La “grande coalizione” trova il suo fondamento persino epistemologico in due obiettivi di natura strategica: in primo luogo, gestire la progressiva ritirata del welfare in Europa attraverso la necessaria copertura data dal rapporto tra “sinistra” e sindacati al fine di garantire la pace sociale; l’altro obiettivo è il rafforzamento dell’Unione europea, frenando e delegittimando qualsiasi “ritorno al nazionale”. Fatti salvi questi due obiettivi, tutto è contrattabile. Si possono avere governi più attenti ai diritti civili, altri chiusi a ogni apertura civica; si possono avere esecutivi liberali e altri meno; certi governi possono reintrodurre forme di spesa pubblica (esclusivamente assistenziale), altri invece favorire strategie più marcatamente liberiste. E così via. L’importante è salvaguardare i due pilastri su cui si fonda l’euroliberismo: ritiro dello Stato dall’economia e contestuale devoluzione alla Ue di ogni potere d’indirizzo economico-sociale.

Se questi sono gli obiettivi, gli strumenti per raggiungerli sembrano essere sostanzialmente due. Il primo, di gran moda da anni a questa parte, è quello dell’accordo tra i due partiti maggiori di “centrodestra” e “centrosinistra”. E’ il modello tedesco, visto che da anni la Germania sperimenta questa modalità di governo. L’altra forma è rappresentata in Francia da Macron e in Spagna da Albert Rivera: replicare l’accordo trasversale in un unico partito, che si configura come superamento definitivo del modello centrodestro e centrosinistro. En Marche – il partito di Macron e Ciudadanos – il partito di cui è presidente Rivera si configurano come partiti-coalizione, che superano i noiosi intendimenti post-elettorali, le trattative segrete, gli accordi da giustificare davanti al proprio elettorato, per sperimentare un nuovo modello politico, quel “partito della nazione” che abolisce di fatto le differenze parlamentari tra “sinistra” e “destra”, per configurarsi come nuovo volto della destra liberista, ideologicamente adeguato alla narrazione del “superamento delle ideologie” e “dei confini tra destra e sinistra”. Un percorso che avrebbe voluto intraprendere anche il Pd, frenato dalla scissione e dal ripiegamento elettorale che non lo rende più perno di alleanze trasversali. Di fatto nei due principali paesi europei che determinano il processo europeista – Francia e Germania – già governano esecutivi di grande coalizione, l’uno plateale perché ancora espressione del “vecchio modello”, l’altro camuffato ma non per questo meno trasversale alla classe politica del paese transalpino.

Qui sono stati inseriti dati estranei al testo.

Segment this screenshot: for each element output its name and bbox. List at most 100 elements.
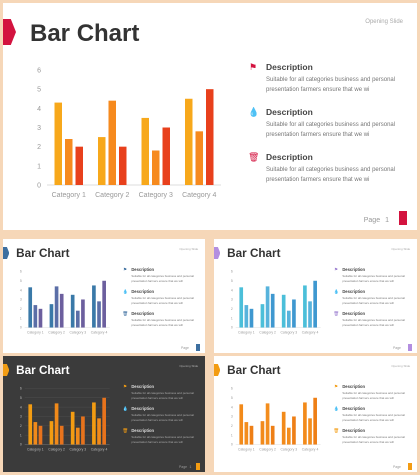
- page-word: Page: [392, 346, 401, 351]
- bar: [313, 281, 317, 328]
- slide-main[interactable]: Bar Chart Opening Slide 0 1 2 3 4 5 6 Category 1 C…: [3, 3, 417, 230]
- y-tick-label: 5: [231, 396, 233, 400]
- bar: [302, 402, 307, 445]
- x-tick-label: Category 1: [52, 192, 86, 199]
- bar: [239, 287, 243, 328]
- y-tick-label: 4: [231, 406, 233, 410]
- bar: [59, 294, 64, 328]
- description-text: Suitable for all categories business and…: [131, 274, 194, 283]
- y-tick-label: 0: [20, 443, 22, 447]
- bar: [307, 418, 312, 445]
- description-text: Suitable for all categories business and…: [342, 318, 405, 327]
- bar: [195, 131, 203, 185]
- bar: [291, 416, 296, 445]
- y-tick-label: 6: [231, 387, 233, 391]
- y-tick-label: 5: [231, 279, 233, 283]
- description-text: Suitable for all categories business and…: [266, 167, 396, 183]
- x-tick-label: Category 1: [238, 448, 255, 452]
- page-word: Page: [179, 465, 187, 470]
- flag-icon: ⚑: [334, 267, 338, 273]
- x-tick-label: Category 2: [259, 448, 276, 452]
- description-block: 💧 Description Suitable for all categories …: [123, 289, 199, 309]
- y-tick-label: 2: [20, 307, 22, 311]
- page-label: Page: [393, 346, 403, 350]
- slide-top-label: Opening Slide: [179, 246, 199, 251]
- y-tick-label: 2: [37, 144, 41, 151]
- slide-dark[interactable]: Bar Chart Opening Slide 0 1 2 3 4 5 6 Category 1 C…: [3, 356, 205, 472]
- bar: [33, 422, 37, 445]
- bar: [49, 304, 54, 328]
- bar: [102, 281, 106, 328]
- y-tick-label: 1: [20, 317, 22, 321]
- description-block: ⚑ Description Suitable for all categories …: [334, 384, 410, 404]
- trash-icon: 🗑: [333, 311, 340, 317]
- y-tick-label: 3: [231, 415, 233, 419]
- x-tick-label: Category 2: [259, 331, 276, 335]
- bar: [291, 299, 296, 328]
- bar: [28, 287, 32, 328]
- y-tick-label: 6: [20, 270, 22, 274]
- slide-title: Bar Chart: [16, 246, 70, 260]
- slide-top-label: Opening Slide: [391, 246, 411, 251]
- x-tick-label: Category 3: [69, 448, 86, 452]
- description-heading: Description: [131, 428, 155, 434]
- y-tick-label: 2: [231, 424, 233, 428]
- flag-icon: ⚑: [334, 384, 338, 390]
- accent-tab: [3, 246, 10, 260]
- bar: [54, 102, 62, 185]
- page-word: Page: [180, 346, 189, 351]
- bar-chart: 0 1 2 3 4 5 6 Category 1 Category 2 Category 3 Cat…: [37, 68, 221, 199]
- bar: [265, 286, 270, 328]
- description-heading: Description: [342, 311, 366, 317]
- slide-blue[interactable]: Bar Chart Opening Slide 0 1 2 3 4 5 6 Category 1 C…: [3, 239, 205, 353]
- bar: [70, 295, 75, 328]
- flag-icon: ⚑: [123, 267, 127, 273]
- description-heading: Description: [266, 152, 313, 162]
- bar: [65, 139, 73, 185]
- trash-icon: 🗑: [122, 311, 129, 317]
- bar: [49, 421, 54, 445]
- y-tick-label: 4: [231, 289, 233, 293]
- bar: [54, 403, 59, 445]
- description-text: Suitable for all categories business and…: [342, 274, 405, 283]
- page-marker: [196, 462, 201, 470]
- trash-icon: 🗑: [122, 428, 129, 434]
- y-tick-label: 1: [231, 434, 233, 438]
- trash-icon: 🗑: [333, 428, 340, 434]
- bar: [270, 426, 275, 445]
- bar: [286, 310, 291, 328]
- bar: [75, 427, 80, 445]
- x-tick-label: Category 2: [95, 192, 129, 199]
- x-tick-label: Category 3: [280, 448, 297, 452]
- bar: [249, 309, 254, 328]
- bar: [260, 421, 265, 445]
- description-block: 💧 Description Suitable for all categories …: [334, 289, 410, 309]
- bar: [33, 305, 37, 328]
- bar: [313, 398, 317, 445]
- y-tick-label: 6: [231, 270, 233, 274]
- description-heading: Description: [342, 289, 366, 295]
- bar: [244, 305, 248, 328]
- bar: [108, 100, 116, 185]
- description-heading: Description: [342, 428, 366, 434]
- bar: [270, 294, 275, 328]
- slide-cyan[interactable]: Bar Chart Opening Slide 0 1 2 3 4 5 6 Category 1 C…: [214, 239, 417, 353]
- bar-chart: 0 1 2 3 4 5 6 Category 1 Category 2 Category 3 Cat…: [20, 270, 110, 335]
- slide-title: Bar Chart: [227, 246, 281, 260]
- bar: [98, 137, 106, 185]
- bar: [80, 299, 85, 328]
- y-tick-label: 3: [20, 415, 22, 419]
- accent-tab: [214, 363, 221, 377]
- description-text: Suitable for all categories business and…: [131, 318, 194, 327]
- x-tick-label: Category 1: [238, 331, 255, 335]
- y-tick-label: 3: [20, 298, 22, 302]
- slide-orange[interactable]: Bar Chart Opening Slide 0 1 2 3 4 5 6 Category 1 C…: [214, 356, 417, 472]
- bar: [70, 412, 75, 445]
- y-tick-label: 3: [231, 298, 233, 302]
- description-heading: Description: [131, 384, 155, 390]
- x-tick-label: Category 4: [90, 331, 107, 335]
- bar: [281, 295, 286, 328]
- bar: [38, 309, 43, 328]
- y-tick-label: 1: [231, 317, 233, 321]
- bar: [152, 150, 160, 185]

E in Italia? L’Italia è retta di fatto da una coalizione trasversale dal 2011: prima con Monti, poi con Letta, successivamente con Renzi e Gentiloni, ogni governo di questi lunghi sette anni è stato espressione delle forze politiche dei due schieramenti. Ma anche il futuro sembra essere già segnato. Nonostante i tentativi del M5S di presentarsi come “primo partito” (è vero, ma in regime proporzionale non è determinante esserlo), e nonostante le minacce di un ritorno al voto a giugno, il governo che nascerà il prossimo marzo o aprile o luglio sarà stabilito dall’accordo tra Pd e Forza Italia. Non c’è altra scelta praticabile, e a confermarlo è proprio oggi Massimo D’Alema sul Corriere della Sera: “Occorrerà [dal 5 marzo] lo sforzo di garantire una ragionevole governabilità [...] Un governo del presidente? Per forza: una convergenza di tanti partiti diversi attorno a obiettivi molto limitati. E noi daremo il nostro contributo”. A quel punto avremmo i primi tre paesi della Ue – per abitanti e Pil – retti dall’accordo liberista tra “centrosinistra” e “centrodestra”. Anestetizzando così persino la possibilità teorica di “contrattare” riforme strutturali interne alla Ue tra governi di diversa impostazione.